Manaus é a 7ª cidade entre as 20 com pior acesso ao saneamento básico, de acordo com o Ranking Nacional do Saneamento, divulgado no dia 15 de julho deste ano pelo Instituto Trata Brasil. A entidade avaliou os cem municípios mais populosos do país com base nos dados de 2023 do Sistema Nacional de Informações em Saneamento Básico (Sinisa). Conforme o levantamento, a capital amazonense apresenta 97,98% de cobertura no abastecimento de água, mas apenas 28,46% da população está ligada à rede de coleta de esgoto, sendo que apenas 22,31% deste é tratado, e acumulação de perda de água é de 704,92 litros por ligação/dia.
Além disso, o investimento em saneamento básico em Manaus ficou abaixo do mínimo estimado pelo Plano Nacional de Saneamento Básico, que é de R$ 223,82 por habitante, como meta de alcance da universalização do acesso à água e ao esgoto até 2033. Entre 2019 e 2023, foi aplicado R$ 1,146 bilhão em saneamento básico em Manaus, o equivalente somente a R$ 111,13 por habitante ao ano. Na pesquisa, o Instituto destacou que os municípios das regiões Norte e Nordeste ocupam as piores posições devido, em grande parte, ao baixo investimento. Para melhoraria do quadro, a entidade defende a ampliação da aplicação dos recursos e a priorização da eficiência na gestão e operação dos serviços.
Mulheres: as mais afetadas
A péssima qualidade da água, a falta dela nas torneiras e os valores exorbitantes na conta são problemas que recaem principalmente sobre as mulheres, ressaltou a professora da Ufam, Ivânia Vieira, que participou da mobilização. “São as mulheres que adoecem com o valor da fatura, os problemas e os preços com hidrômetros. Sentem-se extorquidas. Durante o ato algumas dessas mulheres, vindas de Santa Etelvina e do Mutirão, expuserem o transtorno a que estão submetidas”. As vozes dessas mulheres muitas vezes são silenciadas para impedir um posicionamento crítico e coletivo sobre a situação, segundo Ivânia Vieira. “Prevalece a condição de sofrimento e de desespero para acessar a água em condições de consumo. Quanto ao saneamento, o quadro atual revela o pacto de acomodação que sustenta uma das piores condições de Manaus”.
A docente fez ainda questão de levantar alguns questionamentos. “O que muda?

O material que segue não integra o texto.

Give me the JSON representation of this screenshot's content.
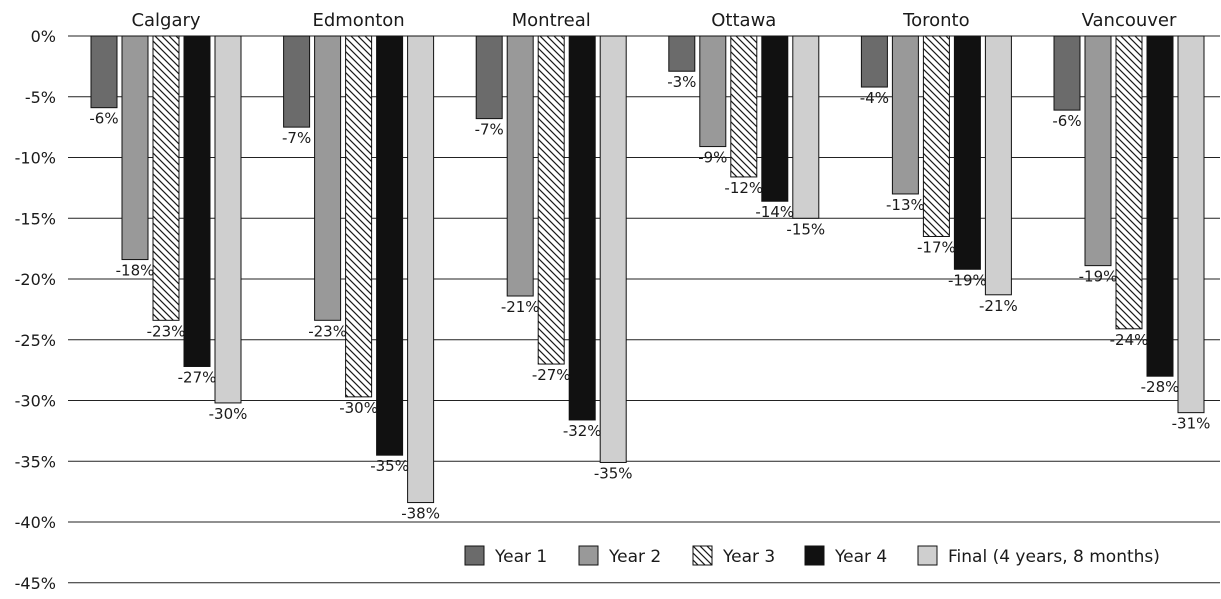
{
  "chart_data": {
    "type": "bar",
    "categories": [
      "Calgary",
      "Edmonton",
      "Montreal",
      "Ottawa",
      "Toronto",
      "Vancouver"
    ],
    "ylim": [
      -45,
      0
    ],
    "yticks": [
      "0%",
      "-5%",
      "-10%",
      "-15%",
      "-20%",
      "-25%",
      "-30%",
      "-35%",
      "-40%",
      "-45%"
    ],
    "grid": true,
    "legend_position": "bottom-right",
    "series": [
      {
        "name": "Year 1",
        "color": "#6b6b6b",
        "pattern": "solid",
        "values": [
          -5.9,
          -7.5,
          -6.8,
          -2.9,
          -4.2,
          -6.1
        ],
        "labels": [
          "-6%",
          "-7%",
          "-7%",
          "-3%",
          "-4%",
          "-6%"
        ]
      },
      {
        "name": "Year 2",
        "color": "#999999",
        "pattern": "solid",
        "values": [
          -18.4,
          -23.4,
          -21.4,
          -9.1,
          -13.0,
          -18.9
        ],
        "labels": [
          "-18%",
          "-23%",
          "-21%",
          "-9%",
          "-13%",
          "-19%"
        ]
      },
      {
        "name": "Year 3",
        "color": "#ffffff",
        "pattern": "hatch",
        "values": [
          -23.4,
          -29.7,
          -27.0,
          -11.6,
          -16.5,
          -24.1
        ],
        "labels": [
          "-23%",
          "-30%",
          "-27%",
          "-12%",
          "-17%",
          "-24%"
        ]
      },
      {
        "name": "Year 4",
        "color": "#111111",
        "pattern": "solid",
        "values": [
          -27.2,
          -34.5,
          -31.6,
          -13.6,
          -19.2,
          -28.0
        ],
        "labels": [
          "-27%",
          "-35%",
          "-32%",
          "-14%",
          "-19%",
          "-28%"
        ]
      },
      {
        "name": "Final (4 years, 8 months)",
        "color": "#cfcfcf",
        "pattern": "solid",
        "values": [
          -30.2,
          -38.4,
          -35.1,
          -15.0,
          -21.3,
          -31.0
        ],
        "labels": [
          "-30%",
          "-38%",
          "-35%",
          "-15%",
          "-21%",
          "-31%"
        ]
      }
    ]
  }
}
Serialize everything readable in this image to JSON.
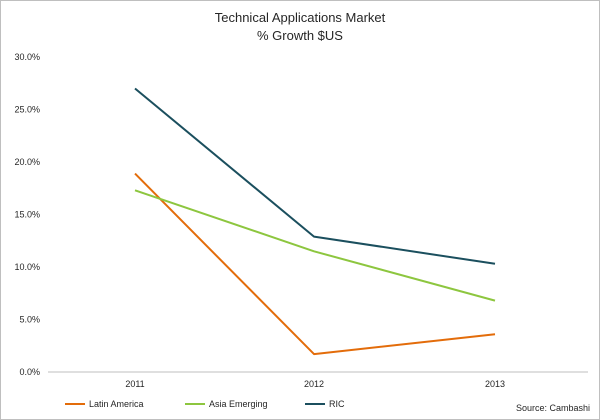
{
  "chart_data": {
    "type": "line",
    "title": "Technical Applications Market",
    "subtitle": "% Growth $US",
    "categories": [
      "2011",
      "2012",
      "2013"
    ],
    "ylim": [
      0,
      30
    ],
    "yticks": [
      "0.0%",
      "5.0%",
      "10.0%",
      "15.0%",
      "20.0%",
      "25.0%",
      "30.0%"
    ],
    "grid": false,
    "legend_position": "bottom",
    "series": [
      {
        "name": "Latin America",
        "values": [
          18.9,
          1.7,
          3.6
        ],
        "color": "#e36c0a"
      },
      {
        "name": "Asia Emerging",
        "values": [
          17.3,
          11.5,
          6.8
        ],
        "color": "#8dc63f"
      },
      {
        "name": "RIC",
        "values": [
          27.0,
          12.9,
          10.3
        ],
        "color": "#1b4f5e"
      }
    ],
    "source": "Source: Cambashi"
  }
}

O que fazem a justiça, o governo municipal e o Legislativo para tratar da questão com a responsabilidade que merece? Por que um problema de profunda gravidade é empurrado para baixo do tapete pelas autoridades públicas?”. Ivânia lembrou que, após 25 anos, relatórios com recomendações e prazos para adequação dos serviços foram esquecidos. “O sofrimento é real, o impacto da vida das mulheres é mais pesado e a pauta das privações e dos achaques de multidão de pobres não é pautada”.
O ato foi marcado pela entonação das palavras de ordem “água para a vida e não para a morte” e distribuição de panfleto intitulado “a privatização do saneamento é exploração, enganação e exclusão social”. No informativo constavam explicações sobre o que é saneamento, tarifa social e os objetivos do Fórum das Águas. Entre as bandeiras da entidade estão a remunicipalização dos serviços de água e esgoto; água encanada de qualidade; revitalização dos rios e igarapés; esgoto sanitário acessível e eficiente; coleta e descarte de resíduos sólidos adequados; reconhecimento jurídico dos direitos da natureza, e controle e participação social na gestão de saneamento da cidade.